As I continue with this Artist's Way project, I am uncovering a lot of old and stifling messages.
My mother, largely because of her own history, is an exceptionally damaged, needy woman who grieved for the father who died when she was a teen, felt insecure of her mother's love and acceptance, and felt alienated from her two sisters. She waited 17 years for a daughter to fill all those emotional holes, and when I finally came along, I was nominated.
The problem is that she wasn't much interested in what I needed emotionally. I was supposed to be there for her, not to be an individual.
My brothers also had to deal with her narcissism . . . in different way. The older ones all went through periods of rejecting her and still have difficulty dealing with her. The younger one more or less never left home. (He's 46.) I took a different tack, that of staying in relationship but building stronger boundaries and never rejecting her.
But the old internal messages I learned as a child still devil me sometimes.
Have any of you seen the movie Patriot Games? Near the beginning is a scene in which Jack Ryan's young daughter does a tap dance in front of a guard at Buckingham Palace. The guard keeps an absolute stone face because he is trained to stay focused on his task.
I realized last week that living with my mother was like dancing before that guard. I could dance away with all my might, but for all I could tell, I could never get her to see me, only my capacity to minister to her. (In case you think I'm being too harsh, I'll share one example. Once in my twenties, I was talking to her on the phone about my deep hurt in a romantic relationship. When I finished, she said, "I baked two chickens for supper last night. I think I'll make soup.") Oh, she liked my good grades as a student because they reflected well on her. But she had no concept of my being an individual with my own gifts that I needed to pursue. And the idea of vocation? As alien to her as breathing nitrogen would be.
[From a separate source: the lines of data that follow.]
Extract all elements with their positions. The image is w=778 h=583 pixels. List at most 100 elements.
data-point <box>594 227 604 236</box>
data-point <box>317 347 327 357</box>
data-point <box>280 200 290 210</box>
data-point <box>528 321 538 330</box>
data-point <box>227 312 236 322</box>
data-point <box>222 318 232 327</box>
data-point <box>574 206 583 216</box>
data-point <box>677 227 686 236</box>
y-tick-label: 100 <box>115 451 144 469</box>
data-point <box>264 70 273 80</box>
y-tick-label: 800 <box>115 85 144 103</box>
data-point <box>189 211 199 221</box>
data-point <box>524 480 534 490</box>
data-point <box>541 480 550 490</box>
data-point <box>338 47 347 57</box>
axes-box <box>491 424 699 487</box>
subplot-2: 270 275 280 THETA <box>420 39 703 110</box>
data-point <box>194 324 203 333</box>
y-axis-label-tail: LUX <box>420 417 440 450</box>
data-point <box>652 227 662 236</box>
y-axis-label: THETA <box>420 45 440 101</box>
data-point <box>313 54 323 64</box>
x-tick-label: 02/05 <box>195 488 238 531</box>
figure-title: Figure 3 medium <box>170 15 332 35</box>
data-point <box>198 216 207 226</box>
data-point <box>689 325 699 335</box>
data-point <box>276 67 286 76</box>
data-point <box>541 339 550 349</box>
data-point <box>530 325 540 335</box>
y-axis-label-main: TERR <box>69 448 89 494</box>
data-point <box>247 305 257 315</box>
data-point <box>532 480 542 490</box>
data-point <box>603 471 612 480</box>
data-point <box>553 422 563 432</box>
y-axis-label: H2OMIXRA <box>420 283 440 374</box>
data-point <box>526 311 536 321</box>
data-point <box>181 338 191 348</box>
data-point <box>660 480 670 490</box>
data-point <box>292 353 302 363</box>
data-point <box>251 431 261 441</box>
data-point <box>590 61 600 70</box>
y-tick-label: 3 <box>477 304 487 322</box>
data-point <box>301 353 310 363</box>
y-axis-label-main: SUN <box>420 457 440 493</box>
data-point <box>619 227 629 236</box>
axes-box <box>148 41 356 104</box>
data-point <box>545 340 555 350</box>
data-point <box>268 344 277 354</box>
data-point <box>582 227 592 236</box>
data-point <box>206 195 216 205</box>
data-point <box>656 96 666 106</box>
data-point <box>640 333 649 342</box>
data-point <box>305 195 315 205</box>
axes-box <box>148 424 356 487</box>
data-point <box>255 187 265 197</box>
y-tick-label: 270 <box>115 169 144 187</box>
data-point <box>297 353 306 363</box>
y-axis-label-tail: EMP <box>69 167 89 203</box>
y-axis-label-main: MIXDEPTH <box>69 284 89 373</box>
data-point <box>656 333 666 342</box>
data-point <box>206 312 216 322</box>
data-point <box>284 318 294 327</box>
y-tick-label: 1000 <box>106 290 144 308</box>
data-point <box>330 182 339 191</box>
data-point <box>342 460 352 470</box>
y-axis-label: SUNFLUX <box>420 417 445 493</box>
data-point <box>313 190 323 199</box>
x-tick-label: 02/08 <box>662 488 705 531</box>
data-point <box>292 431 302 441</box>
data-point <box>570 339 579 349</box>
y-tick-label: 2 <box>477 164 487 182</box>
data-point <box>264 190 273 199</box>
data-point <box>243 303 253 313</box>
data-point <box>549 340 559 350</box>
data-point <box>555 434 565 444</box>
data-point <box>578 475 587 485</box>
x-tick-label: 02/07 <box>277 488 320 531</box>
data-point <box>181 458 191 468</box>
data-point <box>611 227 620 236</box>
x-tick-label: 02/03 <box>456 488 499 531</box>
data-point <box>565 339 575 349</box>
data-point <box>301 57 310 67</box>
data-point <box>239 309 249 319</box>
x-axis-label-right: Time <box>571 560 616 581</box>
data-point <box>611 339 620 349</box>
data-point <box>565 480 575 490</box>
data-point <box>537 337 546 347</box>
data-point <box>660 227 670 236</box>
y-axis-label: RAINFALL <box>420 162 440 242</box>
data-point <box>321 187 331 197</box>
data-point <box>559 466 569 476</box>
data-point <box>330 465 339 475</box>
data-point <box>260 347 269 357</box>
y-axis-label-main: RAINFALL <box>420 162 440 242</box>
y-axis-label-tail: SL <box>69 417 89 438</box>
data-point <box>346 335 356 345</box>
None of this is really new information to me, but I saw a new effect last week. While working on various exercises for The Artist's Way, I realized that when I think about the world's reaction to my art, I see my mother's coldness and indifference. I don't really expect anyone to care. That makes it hard to keep sending submission out there into the void. (I call it that because that's how it feels.)
I'm trying to untangle things so that I don't expect my mother's non-reaction every time I reach out with my art. But this is going to be slow going, I think. Yesterday morning, I caught myself listening to a related internal message. As I was doing my morning pages, I could hear the internal taunt: Why are you doing something so impractical when there are so many real things (laundry, bills, work) to be done?
I didn't listen. I kept writing. And then I skipped an evening meeting so I could get some of those "real" things out of the way so they didn't interfere with this morning's work.
Ahh. I was just about to apologize for burdening you all with this boring, self-absorbed stuff. It's the same message, isn't it? It's yet another variation on "My needs don't matter; find out what the other person needs and serve that."
As you can see, I'm a work in progress.